The five accepted papers are:
(1) SESSION 7: Image Sensors and Ranging
*[7.8] A 55nm Intelligent Vision SoC Achieving 346TOPS/W System Efficiency via Fully Analog Sensing-to-Inference Pipeline*
Assistant Professor Longyang Lin's Team
First Author: Zhengke Yang (Master's student, Class of 2023)
(2) SESSION 8: Die-to-Die and High-Speed Electrical Transceivers
*[8.9] A 72Gb/s/pin Single-Ended Simultaneous Bi-Directional Transceiver with C-Peaking Leakage Cancellation and Dual-Loop Hybrid Impedance Calibration for Chiplet Interfaces*
Professor Quan Pan's Team
First Author: Xuxu Cheng (Ph.D. student, Class of 2021)
(3) SESSION 22: Circuits in Extreme Environments
*[22.4] A Radiation-Hardened Self-Healing CMOS Imager with Online Pixel/Logic Annealing and Tile-Adaptive Compression for Space Applications*
Assistant Professor Longyang Lin's Team
First Authors: Quan Cheng (Visiting Scholar), Zhengke Yang (Master's student, Class of 2023)
(4) SESSION 36: Neural and Biomedical Interfaces
*[36.3] A 16.4nJ/Class Patient-Independent Prototype-Based Spatio-Temporal CNN Processor with Forward-Inference-Based Adaptation for Robust and Low-Latency Seizure Detection*
Associate Professor Jiamin Li's Team
First Author: Yang Wang (Ph.D. student, Class of 2024)

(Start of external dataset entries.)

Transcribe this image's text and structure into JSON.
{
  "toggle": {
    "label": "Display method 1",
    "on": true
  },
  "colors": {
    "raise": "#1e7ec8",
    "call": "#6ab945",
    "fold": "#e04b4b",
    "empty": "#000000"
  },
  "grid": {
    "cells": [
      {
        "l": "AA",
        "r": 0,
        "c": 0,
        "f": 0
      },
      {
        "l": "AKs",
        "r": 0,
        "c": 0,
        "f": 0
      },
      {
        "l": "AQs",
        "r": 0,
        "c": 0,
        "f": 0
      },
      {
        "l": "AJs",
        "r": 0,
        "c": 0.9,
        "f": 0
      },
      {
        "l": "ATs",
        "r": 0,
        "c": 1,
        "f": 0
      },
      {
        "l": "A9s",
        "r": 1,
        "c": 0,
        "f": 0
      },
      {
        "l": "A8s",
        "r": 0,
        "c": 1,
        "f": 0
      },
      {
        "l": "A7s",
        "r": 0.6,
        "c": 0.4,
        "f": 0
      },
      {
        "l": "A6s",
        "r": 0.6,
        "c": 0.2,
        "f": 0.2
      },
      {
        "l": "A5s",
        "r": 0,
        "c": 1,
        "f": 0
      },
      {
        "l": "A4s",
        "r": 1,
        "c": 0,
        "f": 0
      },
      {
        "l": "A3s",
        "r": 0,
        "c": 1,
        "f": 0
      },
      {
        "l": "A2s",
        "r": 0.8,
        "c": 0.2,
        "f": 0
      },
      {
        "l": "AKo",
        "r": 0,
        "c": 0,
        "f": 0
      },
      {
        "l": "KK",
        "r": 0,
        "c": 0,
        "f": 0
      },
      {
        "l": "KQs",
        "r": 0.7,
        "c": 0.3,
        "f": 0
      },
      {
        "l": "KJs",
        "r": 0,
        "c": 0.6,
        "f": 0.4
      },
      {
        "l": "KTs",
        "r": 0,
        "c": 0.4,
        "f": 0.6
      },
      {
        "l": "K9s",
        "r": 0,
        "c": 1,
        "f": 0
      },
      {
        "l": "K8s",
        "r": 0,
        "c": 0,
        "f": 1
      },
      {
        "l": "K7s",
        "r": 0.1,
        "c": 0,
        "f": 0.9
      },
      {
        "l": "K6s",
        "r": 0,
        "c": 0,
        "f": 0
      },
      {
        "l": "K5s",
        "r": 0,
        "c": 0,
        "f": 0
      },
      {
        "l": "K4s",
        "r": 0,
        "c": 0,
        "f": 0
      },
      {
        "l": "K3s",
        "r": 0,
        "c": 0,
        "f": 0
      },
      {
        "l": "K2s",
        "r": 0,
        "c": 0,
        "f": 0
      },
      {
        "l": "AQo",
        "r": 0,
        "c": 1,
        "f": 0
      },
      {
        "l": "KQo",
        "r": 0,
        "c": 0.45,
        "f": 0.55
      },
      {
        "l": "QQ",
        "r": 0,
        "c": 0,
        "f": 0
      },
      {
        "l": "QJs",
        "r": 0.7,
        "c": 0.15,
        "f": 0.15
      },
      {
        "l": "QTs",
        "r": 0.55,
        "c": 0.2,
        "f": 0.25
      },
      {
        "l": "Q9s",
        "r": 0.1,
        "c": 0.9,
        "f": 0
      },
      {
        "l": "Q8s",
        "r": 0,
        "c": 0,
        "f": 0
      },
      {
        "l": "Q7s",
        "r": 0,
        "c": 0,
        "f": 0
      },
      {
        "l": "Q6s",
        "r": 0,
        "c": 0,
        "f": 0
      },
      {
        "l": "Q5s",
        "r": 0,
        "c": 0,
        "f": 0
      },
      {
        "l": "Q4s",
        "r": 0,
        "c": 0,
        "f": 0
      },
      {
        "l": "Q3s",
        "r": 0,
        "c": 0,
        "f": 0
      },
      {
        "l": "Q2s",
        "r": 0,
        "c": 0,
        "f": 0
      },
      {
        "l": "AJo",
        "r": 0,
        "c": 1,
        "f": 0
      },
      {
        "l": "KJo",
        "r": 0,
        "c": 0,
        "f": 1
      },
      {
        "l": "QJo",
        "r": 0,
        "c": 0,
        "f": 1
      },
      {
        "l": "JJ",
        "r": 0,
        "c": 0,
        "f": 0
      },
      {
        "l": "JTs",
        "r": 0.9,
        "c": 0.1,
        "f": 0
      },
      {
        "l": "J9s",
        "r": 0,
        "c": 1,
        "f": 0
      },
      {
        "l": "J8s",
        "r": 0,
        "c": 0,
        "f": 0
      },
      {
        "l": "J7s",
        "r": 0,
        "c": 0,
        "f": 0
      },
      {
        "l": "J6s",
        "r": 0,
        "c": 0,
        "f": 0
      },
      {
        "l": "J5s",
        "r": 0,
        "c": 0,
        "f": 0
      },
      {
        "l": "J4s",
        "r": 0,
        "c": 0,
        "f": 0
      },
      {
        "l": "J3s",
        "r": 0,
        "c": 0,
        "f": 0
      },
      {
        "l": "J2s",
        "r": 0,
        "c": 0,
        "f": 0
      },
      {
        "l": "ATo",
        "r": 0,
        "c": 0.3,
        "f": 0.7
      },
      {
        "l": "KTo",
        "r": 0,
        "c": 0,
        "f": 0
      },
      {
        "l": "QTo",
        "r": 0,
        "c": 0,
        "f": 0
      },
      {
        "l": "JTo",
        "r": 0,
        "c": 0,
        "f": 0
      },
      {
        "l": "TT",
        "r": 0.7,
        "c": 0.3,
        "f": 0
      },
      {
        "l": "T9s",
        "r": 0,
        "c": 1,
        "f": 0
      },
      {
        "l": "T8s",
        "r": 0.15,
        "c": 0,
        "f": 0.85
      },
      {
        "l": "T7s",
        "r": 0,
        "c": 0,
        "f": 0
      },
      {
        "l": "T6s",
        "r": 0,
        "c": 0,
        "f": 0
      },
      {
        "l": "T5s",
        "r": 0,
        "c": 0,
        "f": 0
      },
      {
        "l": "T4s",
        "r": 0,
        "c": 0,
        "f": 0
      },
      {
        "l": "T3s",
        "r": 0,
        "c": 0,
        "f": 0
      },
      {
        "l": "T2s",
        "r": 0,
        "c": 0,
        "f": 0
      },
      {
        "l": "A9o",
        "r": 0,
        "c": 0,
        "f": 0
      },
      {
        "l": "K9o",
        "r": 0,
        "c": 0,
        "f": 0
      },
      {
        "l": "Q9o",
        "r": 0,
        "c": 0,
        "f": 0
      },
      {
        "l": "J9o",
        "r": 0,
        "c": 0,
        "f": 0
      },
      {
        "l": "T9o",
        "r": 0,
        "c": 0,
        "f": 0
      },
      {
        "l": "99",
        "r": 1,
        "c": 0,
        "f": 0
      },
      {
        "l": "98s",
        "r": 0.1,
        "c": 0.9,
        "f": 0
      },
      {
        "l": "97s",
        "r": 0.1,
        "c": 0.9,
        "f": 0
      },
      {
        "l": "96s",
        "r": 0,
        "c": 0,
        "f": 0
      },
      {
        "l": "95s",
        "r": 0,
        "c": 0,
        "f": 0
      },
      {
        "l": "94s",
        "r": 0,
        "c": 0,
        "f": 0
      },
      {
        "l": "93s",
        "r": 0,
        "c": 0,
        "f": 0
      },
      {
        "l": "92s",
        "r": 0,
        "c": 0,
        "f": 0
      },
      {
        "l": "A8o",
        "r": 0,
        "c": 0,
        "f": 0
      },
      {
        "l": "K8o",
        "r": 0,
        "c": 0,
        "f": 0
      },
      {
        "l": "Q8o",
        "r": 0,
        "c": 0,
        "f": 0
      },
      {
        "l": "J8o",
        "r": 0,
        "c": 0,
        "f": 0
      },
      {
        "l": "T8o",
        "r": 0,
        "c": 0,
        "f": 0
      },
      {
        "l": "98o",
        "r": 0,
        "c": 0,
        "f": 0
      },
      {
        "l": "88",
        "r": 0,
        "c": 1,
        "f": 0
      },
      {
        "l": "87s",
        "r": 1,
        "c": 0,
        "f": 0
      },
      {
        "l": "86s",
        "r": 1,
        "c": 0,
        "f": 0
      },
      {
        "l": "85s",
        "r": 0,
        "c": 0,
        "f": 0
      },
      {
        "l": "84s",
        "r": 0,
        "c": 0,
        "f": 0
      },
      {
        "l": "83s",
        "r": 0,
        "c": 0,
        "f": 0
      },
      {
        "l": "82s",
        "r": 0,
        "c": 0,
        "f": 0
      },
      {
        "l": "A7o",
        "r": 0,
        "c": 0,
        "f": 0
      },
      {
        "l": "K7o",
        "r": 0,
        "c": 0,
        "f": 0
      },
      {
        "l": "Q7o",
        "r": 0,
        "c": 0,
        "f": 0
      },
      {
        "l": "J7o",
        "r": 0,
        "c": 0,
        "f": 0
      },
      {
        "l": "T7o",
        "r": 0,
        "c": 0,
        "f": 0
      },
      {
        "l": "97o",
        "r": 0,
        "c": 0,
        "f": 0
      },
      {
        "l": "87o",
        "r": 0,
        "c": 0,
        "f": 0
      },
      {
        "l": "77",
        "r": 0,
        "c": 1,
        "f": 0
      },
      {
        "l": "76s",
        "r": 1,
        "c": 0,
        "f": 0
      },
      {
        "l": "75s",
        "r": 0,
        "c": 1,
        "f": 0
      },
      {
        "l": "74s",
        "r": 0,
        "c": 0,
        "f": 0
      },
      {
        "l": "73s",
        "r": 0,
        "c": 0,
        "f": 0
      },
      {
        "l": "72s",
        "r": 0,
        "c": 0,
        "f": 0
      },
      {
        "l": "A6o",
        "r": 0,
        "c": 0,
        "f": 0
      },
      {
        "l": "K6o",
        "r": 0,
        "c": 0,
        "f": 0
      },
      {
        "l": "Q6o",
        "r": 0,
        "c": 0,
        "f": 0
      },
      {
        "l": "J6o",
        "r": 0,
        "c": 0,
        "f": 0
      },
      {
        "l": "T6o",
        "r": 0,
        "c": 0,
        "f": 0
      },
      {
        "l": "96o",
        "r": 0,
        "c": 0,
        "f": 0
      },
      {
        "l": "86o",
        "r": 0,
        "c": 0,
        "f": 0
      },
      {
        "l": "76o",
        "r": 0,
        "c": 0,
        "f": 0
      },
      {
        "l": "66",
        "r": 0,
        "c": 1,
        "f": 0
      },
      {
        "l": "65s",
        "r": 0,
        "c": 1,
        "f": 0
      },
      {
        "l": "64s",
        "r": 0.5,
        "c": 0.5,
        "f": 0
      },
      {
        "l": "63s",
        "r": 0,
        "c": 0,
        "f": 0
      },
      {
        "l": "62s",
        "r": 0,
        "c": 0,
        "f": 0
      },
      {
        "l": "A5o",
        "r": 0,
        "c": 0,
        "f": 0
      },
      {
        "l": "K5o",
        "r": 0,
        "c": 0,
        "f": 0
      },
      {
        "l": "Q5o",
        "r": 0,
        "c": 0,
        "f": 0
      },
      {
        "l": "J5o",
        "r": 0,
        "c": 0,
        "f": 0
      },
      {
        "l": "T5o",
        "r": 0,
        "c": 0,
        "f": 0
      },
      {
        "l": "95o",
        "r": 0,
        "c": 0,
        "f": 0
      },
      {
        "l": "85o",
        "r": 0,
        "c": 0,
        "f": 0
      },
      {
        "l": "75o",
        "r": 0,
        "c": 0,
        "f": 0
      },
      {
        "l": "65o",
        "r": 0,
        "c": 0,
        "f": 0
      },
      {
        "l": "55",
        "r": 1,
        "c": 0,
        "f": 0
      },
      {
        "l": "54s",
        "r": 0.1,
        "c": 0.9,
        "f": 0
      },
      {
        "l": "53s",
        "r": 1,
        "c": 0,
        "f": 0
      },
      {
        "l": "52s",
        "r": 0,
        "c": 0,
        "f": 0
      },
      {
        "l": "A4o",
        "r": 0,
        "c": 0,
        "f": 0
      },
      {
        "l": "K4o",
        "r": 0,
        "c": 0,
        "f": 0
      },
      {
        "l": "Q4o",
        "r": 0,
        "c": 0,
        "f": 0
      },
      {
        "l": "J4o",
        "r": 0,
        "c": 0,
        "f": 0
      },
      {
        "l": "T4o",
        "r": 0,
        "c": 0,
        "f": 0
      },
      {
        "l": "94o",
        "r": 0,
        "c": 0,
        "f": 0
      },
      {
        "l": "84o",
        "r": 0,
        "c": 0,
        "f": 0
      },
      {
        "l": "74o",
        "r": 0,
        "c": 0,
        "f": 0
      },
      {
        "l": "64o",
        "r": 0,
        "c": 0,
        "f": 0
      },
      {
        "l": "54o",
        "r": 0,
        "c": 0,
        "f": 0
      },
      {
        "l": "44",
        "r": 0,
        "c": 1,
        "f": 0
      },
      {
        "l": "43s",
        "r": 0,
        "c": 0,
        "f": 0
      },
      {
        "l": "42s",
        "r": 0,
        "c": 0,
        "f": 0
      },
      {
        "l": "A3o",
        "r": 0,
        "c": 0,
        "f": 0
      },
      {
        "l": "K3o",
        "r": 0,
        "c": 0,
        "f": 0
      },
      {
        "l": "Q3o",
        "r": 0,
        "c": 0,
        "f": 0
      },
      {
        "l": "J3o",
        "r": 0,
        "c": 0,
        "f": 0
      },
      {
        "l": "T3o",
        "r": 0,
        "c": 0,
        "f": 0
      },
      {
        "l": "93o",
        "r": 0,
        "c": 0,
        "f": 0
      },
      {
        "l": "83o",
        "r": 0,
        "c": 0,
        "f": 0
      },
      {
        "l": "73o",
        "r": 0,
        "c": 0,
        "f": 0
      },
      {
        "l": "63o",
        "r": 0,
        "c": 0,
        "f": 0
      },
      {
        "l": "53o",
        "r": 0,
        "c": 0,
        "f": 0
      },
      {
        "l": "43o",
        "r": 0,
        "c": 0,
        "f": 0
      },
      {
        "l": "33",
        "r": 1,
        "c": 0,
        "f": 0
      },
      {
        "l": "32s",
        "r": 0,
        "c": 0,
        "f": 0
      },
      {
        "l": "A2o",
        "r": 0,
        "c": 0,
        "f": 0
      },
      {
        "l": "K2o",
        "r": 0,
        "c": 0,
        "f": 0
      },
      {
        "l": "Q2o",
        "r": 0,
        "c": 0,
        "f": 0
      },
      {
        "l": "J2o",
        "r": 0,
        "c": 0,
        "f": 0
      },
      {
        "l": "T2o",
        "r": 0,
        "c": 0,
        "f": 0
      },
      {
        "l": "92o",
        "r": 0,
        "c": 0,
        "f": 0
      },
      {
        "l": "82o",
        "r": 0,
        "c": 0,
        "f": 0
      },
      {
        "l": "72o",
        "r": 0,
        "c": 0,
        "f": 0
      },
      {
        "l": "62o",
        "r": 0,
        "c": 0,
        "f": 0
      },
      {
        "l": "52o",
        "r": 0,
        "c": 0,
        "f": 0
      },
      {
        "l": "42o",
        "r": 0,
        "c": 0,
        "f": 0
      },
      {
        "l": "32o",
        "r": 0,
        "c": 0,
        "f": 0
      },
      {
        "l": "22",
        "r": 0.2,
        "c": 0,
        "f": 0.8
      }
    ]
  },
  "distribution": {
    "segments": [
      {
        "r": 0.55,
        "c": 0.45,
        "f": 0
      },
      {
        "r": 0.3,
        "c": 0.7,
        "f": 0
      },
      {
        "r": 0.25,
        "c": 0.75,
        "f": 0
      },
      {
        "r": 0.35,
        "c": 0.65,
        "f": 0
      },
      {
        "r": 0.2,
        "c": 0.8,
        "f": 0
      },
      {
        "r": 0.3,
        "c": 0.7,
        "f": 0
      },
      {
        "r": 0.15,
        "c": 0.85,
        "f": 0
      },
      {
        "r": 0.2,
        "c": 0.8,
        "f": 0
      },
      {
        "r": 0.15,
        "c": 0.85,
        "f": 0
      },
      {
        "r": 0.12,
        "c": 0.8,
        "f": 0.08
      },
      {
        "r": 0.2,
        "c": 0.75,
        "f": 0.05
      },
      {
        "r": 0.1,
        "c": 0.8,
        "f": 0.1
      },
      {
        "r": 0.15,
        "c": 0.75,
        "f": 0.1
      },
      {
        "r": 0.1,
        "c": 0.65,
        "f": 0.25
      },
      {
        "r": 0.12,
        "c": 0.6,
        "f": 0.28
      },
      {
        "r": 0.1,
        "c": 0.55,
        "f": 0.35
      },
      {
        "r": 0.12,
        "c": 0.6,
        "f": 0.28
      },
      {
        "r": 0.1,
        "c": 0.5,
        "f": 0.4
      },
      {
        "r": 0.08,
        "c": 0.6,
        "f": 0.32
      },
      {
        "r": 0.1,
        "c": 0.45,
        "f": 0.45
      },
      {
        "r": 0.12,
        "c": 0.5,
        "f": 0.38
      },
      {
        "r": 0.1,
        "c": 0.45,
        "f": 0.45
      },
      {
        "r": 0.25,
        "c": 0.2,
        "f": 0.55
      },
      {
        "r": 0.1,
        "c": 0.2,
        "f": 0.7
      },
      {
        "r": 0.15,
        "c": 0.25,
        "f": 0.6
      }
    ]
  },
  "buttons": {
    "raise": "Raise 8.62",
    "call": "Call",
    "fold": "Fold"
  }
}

(5) SESSION 37: Memory Interface
*[37.1] A 72Gb/s/pin Single-Ended Driver-Cooperative Coded PAM3 Transceiver with Asymmetric Data-Dependent Equalization and Bias-Peaking for Chiplets and Memory Interfaces*
Professor Quan Pan's Team
First Author: Hongzhi Wu (Postdoctoral Fellow)
Outstanding Performance: Highlighted Papers
The Program Committee selected 70 Highlighted Papers from the 257 accepted papers, contributed by 45 institutions from 9 countries. These include 46 papers from 28 universities, 22 papers from 15 companies, and 2 papers from 2 research institutions. China contributed a total of 24 Highlighted Papers (including 16 from Mainland China).
SUSTech has two papers selected as Highlighted Papers, ranking the university among the global top 10 institutions for Highlighted Paper count.

Brief Introduction of the Highlighted Papers:
[37.1] A 72Gb/s/pin Single-Ended Driver-Cooperative Coded PAM3 Transceiver with Asymmetric Data-Dependent Equalization and Bias-Peaking for Chiplets and Memory Interfaces
Authors: Hongzhi Wu, Xuxu Cheng, Yangyi Zhang, Xiongshi Luo, Zhenghao Li, Weitao Wu, Quan Pan
Professor Quan Pan's team at SUSTech proposed a 72Gb/s/pin PAM3 transceiver featuring TIA termination, including driver-cooperative coding, asymmetric data-dependent equalization, and bias-peaking. The TIA termination employing the driver-cooperative coding scheme significantly reduces static power, while the bias-peaking scheme reduces switching jitter and achieves better return loss.
[36.3] A 16.4nJ/Class Patient-Independent Prototype-Based Spatio-Temporal CNN Processor with Forward-Inference-Based Adaptation for Robust and Low-Latency Seizure Detection
Authors: Yang Wang, Longyang Lin, Jerald Yoo, Jiamin Li
Associate Professor Jiamin Li's team at SUSTech proposed a patient-independent seizure detection processor. It achieves 94.3%/94.9% sensitivity/specificity without requiring patient-specific data retraining. By calibrating with just two minutes of the patient's non-seizure EEG data, the adaptive detection performance is enhanced to 95.4%/97.9%. The prototype-based spatio-temporal CNN accelerator employs boundary feature reuse and risk-aware adaptive inference, reducing detection latency and energy consumption.